Hayat zorluklarla dolu. Mücadele etmeden yaşamak mümkün değil. Yaşımız ne olursa olsun hepimizin yapacağı birçok şey vardır. İlgi alanlarımıza göre hergün yaptığımız işin yanında bizim mutlu ve huzurlu olabileceğimiz bir uğraşımızın olması gerekiyor. Bireysel olarak bir şeyle meşgül olmayı ve kendimize yetmeyi bilmeliyiz. Hepimiz insanız. Sadece bizim değil bütün canlıların yaşama hakkı var. Yaşam hakkı en kutsal haktır. Hiçkimse ve zümre bu hakkı kimsenin elinden alamaz. Ancak devlet, hukuk ve adalet çerçevesinde insanın özgürlüğüne sınırlama koyabilir. Bunun da sadece yapılan fiille ilgili olması gerekir.
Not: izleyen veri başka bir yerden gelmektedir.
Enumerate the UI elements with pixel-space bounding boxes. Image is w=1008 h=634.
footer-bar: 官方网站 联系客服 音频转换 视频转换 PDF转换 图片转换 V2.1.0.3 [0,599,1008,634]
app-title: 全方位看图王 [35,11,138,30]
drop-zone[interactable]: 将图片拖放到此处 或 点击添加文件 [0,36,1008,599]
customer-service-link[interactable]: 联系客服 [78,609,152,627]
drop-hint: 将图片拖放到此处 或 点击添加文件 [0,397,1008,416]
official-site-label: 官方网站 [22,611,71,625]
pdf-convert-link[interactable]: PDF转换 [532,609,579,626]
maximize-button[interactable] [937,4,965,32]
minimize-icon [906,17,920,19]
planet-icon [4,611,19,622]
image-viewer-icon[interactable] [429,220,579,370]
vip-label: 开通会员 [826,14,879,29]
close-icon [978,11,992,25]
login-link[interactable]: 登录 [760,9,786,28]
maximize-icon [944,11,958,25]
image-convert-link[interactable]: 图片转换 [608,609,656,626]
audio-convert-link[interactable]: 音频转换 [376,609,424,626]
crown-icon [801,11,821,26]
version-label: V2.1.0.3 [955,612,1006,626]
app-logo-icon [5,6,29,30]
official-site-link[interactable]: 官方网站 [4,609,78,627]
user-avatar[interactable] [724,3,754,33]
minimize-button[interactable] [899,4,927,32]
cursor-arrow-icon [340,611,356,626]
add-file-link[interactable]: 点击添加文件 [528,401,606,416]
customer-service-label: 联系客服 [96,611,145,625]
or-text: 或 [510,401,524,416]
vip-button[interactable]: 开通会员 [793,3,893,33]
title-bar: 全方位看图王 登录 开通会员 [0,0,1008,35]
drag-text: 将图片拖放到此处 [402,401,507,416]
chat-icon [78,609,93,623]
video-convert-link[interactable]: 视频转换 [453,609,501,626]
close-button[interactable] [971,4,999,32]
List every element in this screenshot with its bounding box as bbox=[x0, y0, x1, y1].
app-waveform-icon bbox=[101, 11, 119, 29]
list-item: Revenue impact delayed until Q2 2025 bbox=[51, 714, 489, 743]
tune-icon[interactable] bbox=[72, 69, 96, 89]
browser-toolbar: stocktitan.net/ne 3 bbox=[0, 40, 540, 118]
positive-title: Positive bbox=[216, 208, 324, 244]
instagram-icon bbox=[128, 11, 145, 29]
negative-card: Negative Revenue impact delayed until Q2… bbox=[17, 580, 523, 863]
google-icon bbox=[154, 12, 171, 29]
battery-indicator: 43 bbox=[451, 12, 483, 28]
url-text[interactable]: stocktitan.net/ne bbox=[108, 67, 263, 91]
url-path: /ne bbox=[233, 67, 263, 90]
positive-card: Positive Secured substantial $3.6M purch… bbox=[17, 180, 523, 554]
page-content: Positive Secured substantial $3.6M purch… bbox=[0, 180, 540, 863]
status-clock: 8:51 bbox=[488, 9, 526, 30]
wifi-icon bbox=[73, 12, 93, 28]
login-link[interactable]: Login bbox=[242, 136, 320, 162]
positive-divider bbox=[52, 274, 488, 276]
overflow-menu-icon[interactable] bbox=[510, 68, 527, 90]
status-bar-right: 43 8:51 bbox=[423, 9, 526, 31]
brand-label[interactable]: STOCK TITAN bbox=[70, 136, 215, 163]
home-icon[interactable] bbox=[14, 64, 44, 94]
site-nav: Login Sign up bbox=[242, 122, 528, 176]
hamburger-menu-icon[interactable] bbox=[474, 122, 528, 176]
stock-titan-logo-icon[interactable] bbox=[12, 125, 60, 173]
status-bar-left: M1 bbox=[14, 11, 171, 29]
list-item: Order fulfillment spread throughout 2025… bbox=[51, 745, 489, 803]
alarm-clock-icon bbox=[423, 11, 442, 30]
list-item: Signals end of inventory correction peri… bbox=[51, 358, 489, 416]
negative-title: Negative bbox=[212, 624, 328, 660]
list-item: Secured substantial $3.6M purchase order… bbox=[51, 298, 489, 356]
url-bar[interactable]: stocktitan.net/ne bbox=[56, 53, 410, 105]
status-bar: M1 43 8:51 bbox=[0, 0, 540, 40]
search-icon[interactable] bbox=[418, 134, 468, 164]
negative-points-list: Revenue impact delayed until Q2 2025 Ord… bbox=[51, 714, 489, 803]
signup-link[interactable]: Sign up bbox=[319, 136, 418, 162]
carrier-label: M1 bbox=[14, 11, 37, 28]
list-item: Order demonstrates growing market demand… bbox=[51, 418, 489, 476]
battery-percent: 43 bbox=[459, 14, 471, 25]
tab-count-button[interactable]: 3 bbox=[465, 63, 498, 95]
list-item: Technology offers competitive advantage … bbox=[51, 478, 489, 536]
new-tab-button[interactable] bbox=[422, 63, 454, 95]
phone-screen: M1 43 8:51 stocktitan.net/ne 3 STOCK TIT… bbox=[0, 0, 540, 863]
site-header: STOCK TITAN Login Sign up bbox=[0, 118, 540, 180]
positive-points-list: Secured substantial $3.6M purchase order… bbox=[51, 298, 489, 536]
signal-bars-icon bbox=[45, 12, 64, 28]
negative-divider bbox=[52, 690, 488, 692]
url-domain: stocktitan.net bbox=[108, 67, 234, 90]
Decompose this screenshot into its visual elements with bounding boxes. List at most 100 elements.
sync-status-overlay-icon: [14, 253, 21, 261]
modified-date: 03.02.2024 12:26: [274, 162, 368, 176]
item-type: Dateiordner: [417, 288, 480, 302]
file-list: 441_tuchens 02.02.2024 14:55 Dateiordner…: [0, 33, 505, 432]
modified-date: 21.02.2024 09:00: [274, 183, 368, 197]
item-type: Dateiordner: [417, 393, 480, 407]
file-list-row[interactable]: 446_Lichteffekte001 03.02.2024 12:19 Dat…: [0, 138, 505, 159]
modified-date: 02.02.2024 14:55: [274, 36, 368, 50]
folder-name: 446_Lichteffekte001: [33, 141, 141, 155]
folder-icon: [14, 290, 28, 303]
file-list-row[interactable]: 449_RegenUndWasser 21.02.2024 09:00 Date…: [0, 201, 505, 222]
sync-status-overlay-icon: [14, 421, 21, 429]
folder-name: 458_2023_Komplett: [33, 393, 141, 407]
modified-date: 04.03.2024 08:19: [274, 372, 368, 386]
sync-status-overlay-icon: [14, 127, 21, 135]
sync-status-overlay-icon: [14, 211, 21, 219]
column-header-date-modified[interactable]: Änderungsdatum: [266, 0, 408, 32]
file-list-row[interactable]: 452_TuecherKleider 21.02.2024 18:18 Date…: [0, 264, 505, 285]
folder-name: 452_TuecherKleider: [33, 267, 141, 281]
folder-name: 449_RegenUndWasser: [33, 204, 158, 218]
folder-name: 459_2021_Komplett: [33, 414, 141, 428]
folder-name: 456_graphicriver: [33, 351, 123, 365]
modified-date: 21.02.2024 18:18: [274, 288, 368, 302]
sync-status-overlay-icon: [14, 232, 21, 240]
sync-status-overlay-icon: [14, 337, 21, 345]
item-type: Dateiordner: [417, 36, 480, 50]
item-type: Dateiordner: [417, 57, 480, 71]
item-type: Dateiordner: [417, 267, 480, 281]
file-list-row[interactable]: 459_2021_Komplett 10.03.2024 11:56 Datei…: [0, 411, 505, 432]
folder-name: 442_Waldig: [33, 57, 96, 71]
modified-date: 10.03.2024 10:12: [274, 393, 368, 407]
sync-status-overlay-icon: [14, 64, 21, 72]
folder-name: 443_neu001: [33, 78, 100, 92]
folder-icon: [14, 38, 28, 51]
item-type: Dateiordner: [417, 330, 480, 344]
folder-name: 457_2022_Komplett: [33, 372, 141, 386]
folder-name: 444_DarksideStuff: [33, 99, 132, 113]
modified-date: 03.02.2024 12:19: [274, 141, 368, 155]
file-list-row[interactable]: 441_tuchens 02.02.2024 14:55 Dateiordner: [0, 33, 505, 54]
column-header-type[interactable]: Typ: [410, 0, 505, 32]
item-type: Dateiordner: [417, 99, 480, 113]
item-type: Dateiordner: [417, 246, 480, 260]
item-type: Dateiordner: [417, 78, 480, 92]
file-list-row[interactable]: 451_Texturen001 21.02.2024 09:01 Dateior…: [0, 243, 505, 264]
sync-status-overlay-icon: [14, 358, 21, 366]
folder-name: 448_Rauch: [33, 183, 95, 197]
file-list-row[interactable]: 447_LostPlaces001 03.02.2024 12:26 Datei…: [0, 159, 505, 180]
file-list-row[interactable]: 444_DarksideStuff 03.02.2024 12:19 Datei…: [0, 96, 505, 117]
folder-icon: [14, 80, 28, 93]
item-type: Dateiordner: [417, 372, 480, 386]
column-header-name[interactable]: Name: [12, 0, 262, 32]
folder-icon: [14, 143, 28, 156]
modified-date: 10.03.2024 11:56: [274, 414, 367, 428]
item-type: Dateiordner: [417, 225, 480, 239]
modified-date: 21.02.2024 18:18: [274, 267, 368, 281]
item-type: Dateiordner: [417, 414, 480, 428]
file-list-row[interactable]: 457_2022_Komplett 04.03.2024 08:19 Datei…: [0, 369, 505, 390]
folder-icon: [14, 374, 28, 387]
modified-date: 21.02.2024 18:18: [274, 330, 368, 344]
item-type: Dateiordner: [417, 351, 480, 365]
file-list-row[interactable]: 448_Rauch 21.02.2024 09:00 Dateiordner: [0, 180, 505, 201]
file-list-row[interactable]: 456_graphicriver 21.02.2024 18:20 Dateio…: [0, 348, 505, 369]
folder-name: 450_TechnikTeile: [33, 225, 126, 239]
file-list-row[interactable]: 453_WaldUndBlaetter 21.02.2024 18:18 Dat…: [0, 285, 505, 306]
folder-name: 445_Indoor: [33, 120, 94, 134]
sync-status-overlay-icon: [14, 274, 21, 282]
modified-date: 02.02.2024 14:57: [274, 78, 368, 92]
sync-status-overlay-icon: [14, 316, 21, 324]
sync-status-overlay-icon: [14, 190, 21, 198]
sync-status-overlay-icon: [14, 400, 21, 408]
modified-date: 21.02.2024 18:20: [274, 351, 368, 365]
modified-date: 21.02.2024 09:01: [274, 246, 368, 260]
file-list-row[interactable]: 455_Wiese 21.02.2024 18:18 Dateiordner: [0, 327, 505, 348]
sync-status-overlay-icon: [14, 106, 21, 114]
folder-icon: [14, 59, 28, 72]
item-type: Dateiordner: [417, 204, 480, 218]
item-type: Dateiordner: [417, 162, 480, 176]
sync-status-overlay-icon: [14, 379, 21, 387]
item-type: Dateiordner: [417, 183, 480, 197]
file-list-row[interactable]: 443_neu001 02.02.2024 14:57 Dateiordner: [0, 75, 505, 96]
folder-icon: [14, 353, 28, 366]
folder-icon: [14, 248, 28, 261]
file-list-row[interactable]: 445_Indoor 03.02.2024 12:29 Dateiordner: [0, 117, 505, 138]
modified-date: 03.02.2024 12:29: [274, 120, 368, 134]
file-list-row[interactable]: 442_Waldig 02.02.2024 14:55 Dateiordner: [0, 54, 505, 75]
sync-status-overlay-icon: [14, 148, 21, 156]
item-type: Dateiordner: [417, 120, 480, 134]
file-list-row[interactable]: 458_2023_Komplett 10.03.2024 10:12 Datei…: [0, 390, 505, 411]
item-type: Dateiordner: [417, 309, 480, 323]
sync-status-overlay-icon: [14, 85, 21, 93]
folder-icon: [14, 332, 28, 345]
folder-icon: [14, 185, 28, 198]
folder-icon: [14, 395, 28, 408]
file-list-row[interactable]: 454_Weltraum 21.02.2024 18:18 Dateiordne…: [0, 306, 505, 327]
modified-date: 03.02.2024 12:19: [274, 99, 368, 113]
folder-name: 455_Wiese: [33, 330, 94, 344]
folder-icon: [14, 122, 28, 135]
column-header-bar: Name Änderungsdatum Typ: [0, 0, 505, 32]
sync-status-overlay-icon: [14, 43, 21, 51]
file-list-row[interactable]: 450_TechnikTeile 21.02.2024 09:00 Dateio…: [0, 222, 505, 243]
Demek istiyorum ki bilinçli yurttaş olmak çok önemlidir. Bu kendiliğinden olmaz. Her konunun, her meselenin bir tanımı olmalıdır. Soruna tanım koymadan çözüm üretmek zordur. Herkesin fikri ve vicdanı hür olarak yaşama hakkı vardır. Kimsenin fikri bir başkasını bağlamaz. Bireysel özgürlük alanı sınır tanımaz. Kendinize hiç sorduğunuz oluyor mu? Herkes benim gibi düşünmek zorunda mı diye... Bırakalım herkes istediği gibi düşünsün ve yaşasın. Yeter ki bir başkasının özgürlük alanını sınırlandırmasın. Durumdan vazife çıkarma hakkını herkes kendinde görememelidir. Kanunlar ve hukuk sınırlama koymalıdır sadece. Yoksa hoşgörü yerini kaba kuvvete bırakır. Aslında hepimizi oyalayabilecek ilgi alanlarımız olsa, güzel işlerle meşgül olsak; toplum sorunlarına çözüm üretmek gibi bir görev üstlensek ,problemlerimiz çözülür; daha aza iner. Kendi kendine yeten insan çevresinde olup biten güzelliklerin farkına varır. Doğaya ve insana özgü değerler sistemini gören, bilen ve anlamaya çalışan insan toplumda fikri ve dünya görüşü ne olursa olsun, kişiliği ile insanları etkiler. Aranan insan olur. Kendine saygısı olan insan başkalarını değiştirmeye çalışmadan olduğu gibi kabul eder.
Kalbin öyle duyuşları var ki onu ancak sevgi anlar.Akıl ve mantık bazen anlamaz es geçebilir. Bu sebeple, birbirimizi anlamaya ve birbirimize saygılı olmaya ve öyle yaşamaya mecburuz.